Françoise Sagan




Françoise Sagan ( June 1935 – September 2004) was a French playwright, novelist, and screenwriter, best known for works with strong romantic themes involving wealthy and disillusioned bourgeois characters. Remarkably, her best-known novel was her first – Bonjour Tristesse (1954)  written when she was a teenager and considered scandalous at the time. The characters from that book, over the decades, became icons for millions of disillusioned French teenagers, similar to those of J. D. Salinger in the United States. The novel was an international success and Sagan, due to her talent and age, became a star within a few months. The book also made her rich. She quickly ran through most of the money “wasting it indifferently on racing cars, gambling and night life with her beloved brother Jacques and a group of wild friends whom she supported for years.”
Her son added “The money slipped through her fingers. Her publisher would pay all the bills and channel the necessary sums; our lives were conducted on a high level and with generosity toward that gang of parasites who surrounded her.

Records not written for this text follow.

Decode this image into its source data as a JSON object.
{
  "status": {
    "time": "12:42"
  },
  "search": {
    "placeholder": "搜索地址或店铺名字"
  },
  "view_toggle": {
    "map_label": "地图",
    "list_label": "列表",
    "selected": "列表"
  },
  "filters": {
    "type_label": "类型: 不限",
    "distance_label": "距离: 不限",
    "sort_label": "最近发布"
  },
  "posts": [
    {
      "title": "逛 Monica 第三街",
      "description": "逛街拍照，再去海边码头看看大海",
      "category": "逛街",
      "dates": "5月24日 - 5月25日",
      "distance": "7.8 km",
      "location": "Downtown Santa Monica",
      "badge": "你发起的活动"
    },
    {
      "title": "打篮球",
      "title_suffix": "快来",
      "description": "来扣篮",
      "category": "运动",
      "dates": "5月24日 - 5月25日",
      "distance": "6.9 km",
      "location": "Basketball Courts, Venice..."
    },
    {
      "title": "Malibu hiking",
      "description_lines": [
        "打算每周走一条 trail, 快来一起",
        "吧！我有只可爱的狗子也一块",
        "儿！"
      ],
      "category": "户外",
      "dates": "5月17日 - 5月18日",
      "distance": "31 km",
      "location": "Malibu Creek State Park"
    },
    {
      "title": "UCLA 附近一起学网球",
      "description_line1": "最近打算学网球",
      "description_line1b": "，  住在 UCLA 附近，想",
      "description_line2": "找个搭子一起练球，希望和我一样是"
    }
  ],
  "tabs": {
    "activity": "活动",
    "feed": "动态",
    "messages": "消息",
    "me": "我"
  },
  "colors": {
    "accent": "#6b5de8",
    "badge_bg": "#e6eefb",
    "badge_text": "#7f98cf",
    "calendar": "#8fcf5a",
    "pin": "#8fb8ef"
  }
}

Most of the time she would read, walk around and dream. She loved to wander around flea markets and discover small and dusty Impressionist oil paintings. She would come home with them, we would clean them together and then look for the artist's signature in the hope that we had found a lost treasure. For the most part she would give away her paintings - even those that were very valuable - to those who loved them. When the publisher called and warned that the money was running out she would closet herself and write another book. She wasn't lazy, it was just that she knew how to make an impression of enjoying an endless vacation, of nonchalance"

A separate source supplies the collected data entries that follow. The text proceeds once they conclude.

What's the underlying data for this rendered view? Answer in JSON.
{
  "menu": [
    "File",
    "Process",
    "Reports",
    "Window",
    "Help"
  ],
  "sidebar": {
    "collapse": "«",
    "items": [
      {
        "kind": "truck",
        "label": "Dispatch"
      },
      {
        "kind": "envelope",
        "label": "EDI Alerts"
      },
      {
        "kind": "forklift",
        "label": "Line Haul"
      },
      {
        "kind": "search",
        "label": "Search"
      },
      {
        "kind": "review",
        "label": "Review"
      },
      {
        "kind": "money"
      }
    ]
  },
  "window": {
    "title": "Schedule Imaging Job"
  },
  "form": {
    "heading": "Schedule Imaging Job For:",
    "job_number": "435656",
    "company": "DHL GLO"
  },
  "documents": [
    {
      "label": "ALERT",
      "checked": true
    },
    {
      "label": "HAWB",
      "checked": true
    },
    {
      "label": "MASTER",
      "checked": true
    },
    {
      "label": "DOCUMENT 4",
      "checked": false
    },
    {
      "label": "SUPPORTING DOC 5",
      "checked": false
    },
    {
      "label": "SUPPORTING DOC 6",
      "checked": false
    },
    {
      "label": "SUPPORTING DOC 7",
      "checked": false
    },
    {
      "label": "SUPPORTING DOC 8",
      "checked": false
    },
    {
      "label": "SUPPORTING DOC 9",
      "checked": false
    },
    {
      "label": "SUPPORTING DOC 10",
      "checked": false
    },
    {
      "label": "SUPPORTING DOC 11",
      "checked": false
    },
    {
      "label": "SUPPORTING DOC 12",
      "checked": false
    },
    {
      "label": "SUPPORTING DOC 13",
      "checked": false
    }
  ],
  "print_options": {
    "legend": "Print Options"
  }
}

Born to a prosperous family, she took the  pseudonym "Sagan" taken from a character named Princesse de Sagan in Marcel Proust's À la recherche du temps perdu (In Search of Lost Time).
In the 1960s, Sagan she began to write regularly and became a devoted playwright and  novelist. Sagan produced dozens of works, many of which have been tureen into films The conversations between her characters are often considered to contain existential undertones. In addition to novels, plays, and an autobiography, she wrote song lyrics and screenplays.

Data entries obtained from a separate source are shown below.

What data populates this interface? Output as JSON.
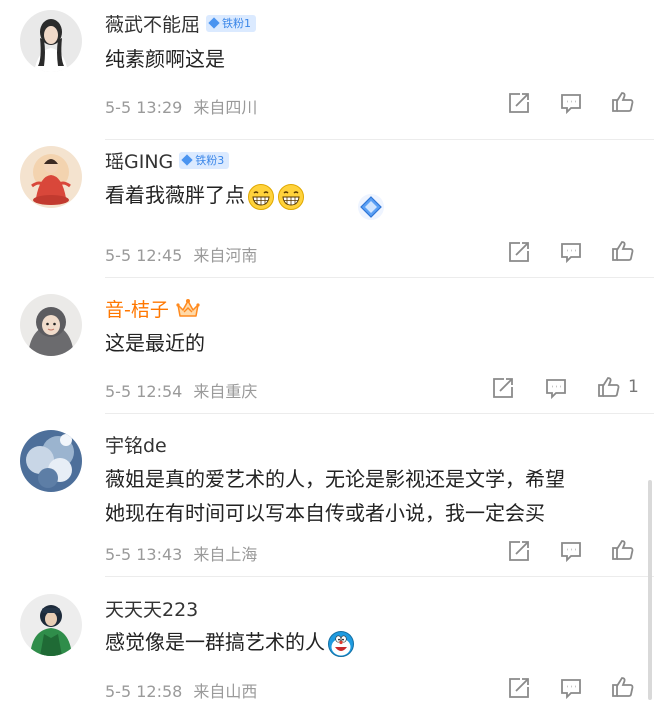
{
  "comments": [
    {
      "username": "薇武不能屈",
      "badge": "铁粉1",
      "lines": [
        "纯素颜啊这是"
      ],
      "date": "5-5 13:29",
      "location": "来自四川",
      "likes": ""
    },
    {
      "username": "瑶GING",
      "badge": "铁粉3",
      "lines": [
        "看着我薇胖了点"
      ],
      "emoji": [
        "grin-emoji",
        "grin-emoji"
      ],
      "date": "5-5 12:45",
      "location": "来自河南",
      "likes": ""
    },
    {
      "username": "音-桔子",
      "badge": "",
      "lines": [
        "这是最近的"
      ],
      "date": "5-5 12:54",
      "location": "来自重庆",
      "likes": "1"
    },
    {
      "username": "宇铭de",
      "badge": "",
      "lines": [
        "薇姐是真的爱艺术的人，无论是影视还是文学，希望",
        "她现在有时间可以写本自传或者小说，我一定会买"
      ],
      "date": "5-5 13:43",
      "location": "来自上海",
      "likes": ""
    },
    {
      "username": "天天天223",
      "badge": "",
      "lines": [
        "感觉像是一群搞艺术的人"
      ],
      "emoji": [
        "doraemon-emoji"
      ],
      "date": "5-5 12:58",
      "location": "来自山西",
      "likes": ""
    }
  ],
  "icons": {
    "share": "share-icon",
    "comment": "comment-icon",
    "like": "like-icon"
  },
  "colors": {
    "username": "#333333",
    "orange_username": "#ff7700",
    "meta": "#9a9a9a",
    "badge_bg": "#dbeaff",
    "badge_text": "#3a86e8"
  }
}
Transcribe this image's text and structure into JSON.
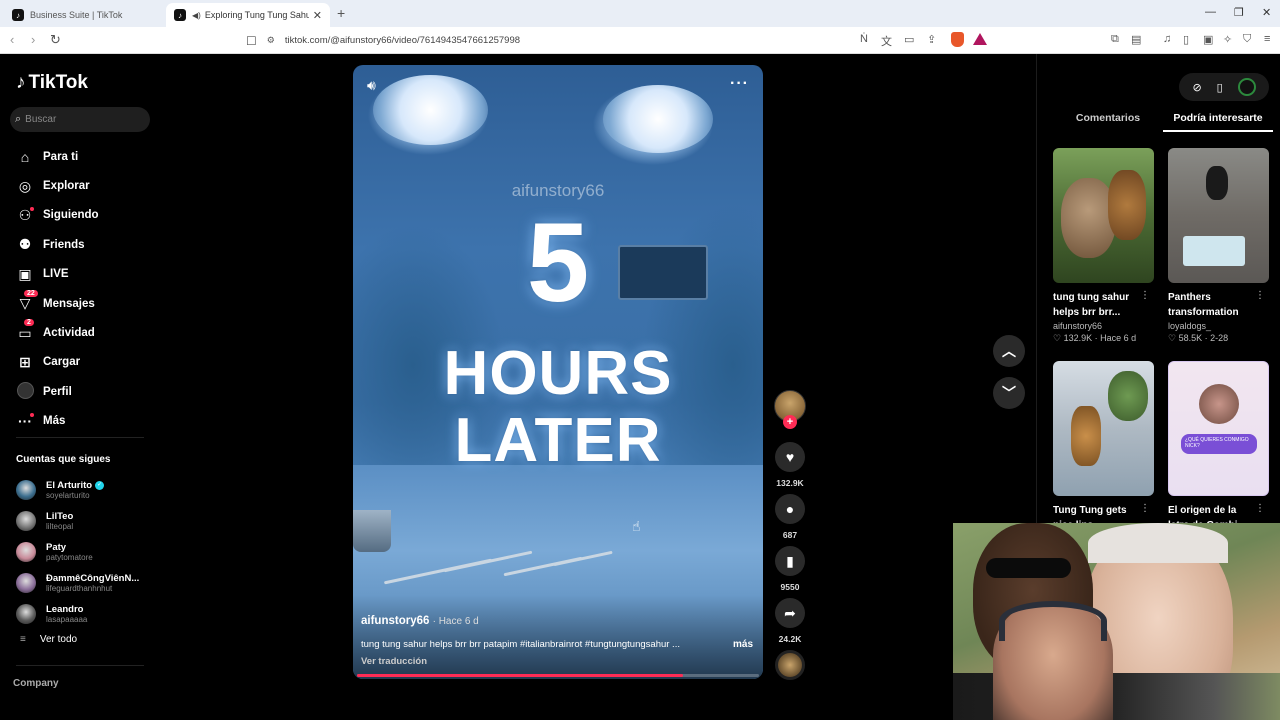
{
  "browser": {
    "tabs": [
      {
        "title": "Business Suite | TikTok",
        "active": false
      },
      {
        "title": "Exploring Tung Tung Sahur: T",
        "active": true
      }
    ],
    "url": "tiktok.com/@aifunstory66/video/7614943547661257998"
  },
  "sidebar": {
    "logo": "TikTok",
    "search_placeholder": "Buscar",
    "menu": [
      {
        "label": "Para ti",
        "icon": "home-icon",
        "glyph": "⌂"
      },
      {
        "label": "Explorar",
        "icon": "compass-icon",
        "glyph": "◎"
      },
      {
        "label": "Siguiendo",
        "icon": "following-icon",
        "glyph": "⚇"
      },
      {
        "label": "Friends",
        "icon": "friends-icon",
        "glyph": "⚉"
      },
      {
        "label": "LIVE",
        "icon": "live-tv-icon",
        "glyph": "▣"
      },
      {
        "label": "Mensajes",
        "icon": "messages-icon",
        "glyph": "▽",
        "badge": "22"
      },
      {
        "label": "Actividad",
        "icon": "activity-icon",
        "glyph": "▭",
        "badge": "2"
      },
      {
        "label": "Cargar",
        "icon": "upload-icon",
        "glyph": "⊞"
      },
      {
        "label": "Perfil",
        "icon": "profile-avatar",
        "glyph": ""
      },
      {
        "label": "Más",
        "icon": "more-icon",
        "glyph": "···"
      }
    ],
    "following_heading": "Cuentas que sigues",
    "following": [
      {
        "name": "El Arturito",
        "username": "soyelarturito",
        "verified": true,
        "color": "#3b6e8f"
      },
      {
        "name": "LilTeo",
        "username": "lilteopal",
        "verified": false,
        "color": "#777777"
      },
      {
        "name": "Paty",
        "username": "patytomatore",
        "verified": false,
        "color": "#c98b9a"
      },
      {
        "name": "ĐammêCôngViênN...",
        "username": "lifeguardthanhnhut",
        "verified": false,
        "color": "#8b6e9a"
      },
      {
        "name": "Leandro",
        "username": "lasapaaaaa",
        "verified": false,
        "color": "#5a5a5a"
      }
    ],
    "see_all": "Ver todo",
    "company": "Company"
  },
  "video": {
    "watermark": "aifunstory66",
    "overlay_lines": [
      "5",
      "HOURS",
      "LATER"
    ],
    "author": "aifunstory66",
    "time_ago": "Hace 6 d",
    "caption": "tung tung sahur helps brr brr patapim #italianbrainrot #tungtungtungsahur ...",
    "more": "más",
    "translate": "Ver traducción",
    "progress": 0.81
  },
  "actions": {
    "likes": "132.9K",
    "comments": "687",
    "saves": "9550",
    "shares": "24.2K"
  },
  "right_panel": {
    "tabs": [
      "Comentarios",
      "Podría interesarte"
    ],
    "active_tab": 1,
    "cards": [
      {
        "title": "tung tung sahur helps brr brr...",
        "user": "aifunstory66",
        "likes": "132.9K",
        "date": "Hace 6 d"
      },
      {
        "title": "Panthers transformation",
        "user": "loyaldogs_",
        "likes": "58.5K",
        "date": "2-28"
      },
      {
        "title": "Tung Tung gets nice lips",
        "user": "",
        "likes": "",
        "date": ""
      },
      {
        "title": "El origen de la letra de Gambi",
        "user": "",
        "likes": "",
        "date": ""
      }
    ],
    "card4_chat": "¿QUÉ QUIERES CONMIGO NICK?"
  },
  "colors": {
    "accent": "#fe2c55",
    "verified": "#20d5ec",
    "background": "#000000"
  }
}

Sagan had an interesting personal life. She was married to Guy Schoeller, an editor, who was 20 years older than Sagan and then to Bob Westhoff, a young American playboy and would-be ceramicist.  


Westhoff was born in Minnesota and enlisted in the U.S. Air Force at the age of 16 with forged papers, it was easy for him. He  was handsome, of above-average intelligence, original and charming.
After military service in Alaska, he ended up in Canada, where he joined the ice ballet troupe Holiday on Ice. Afterwards he studied plastic arts in Mexico City and modeled for fashion photos.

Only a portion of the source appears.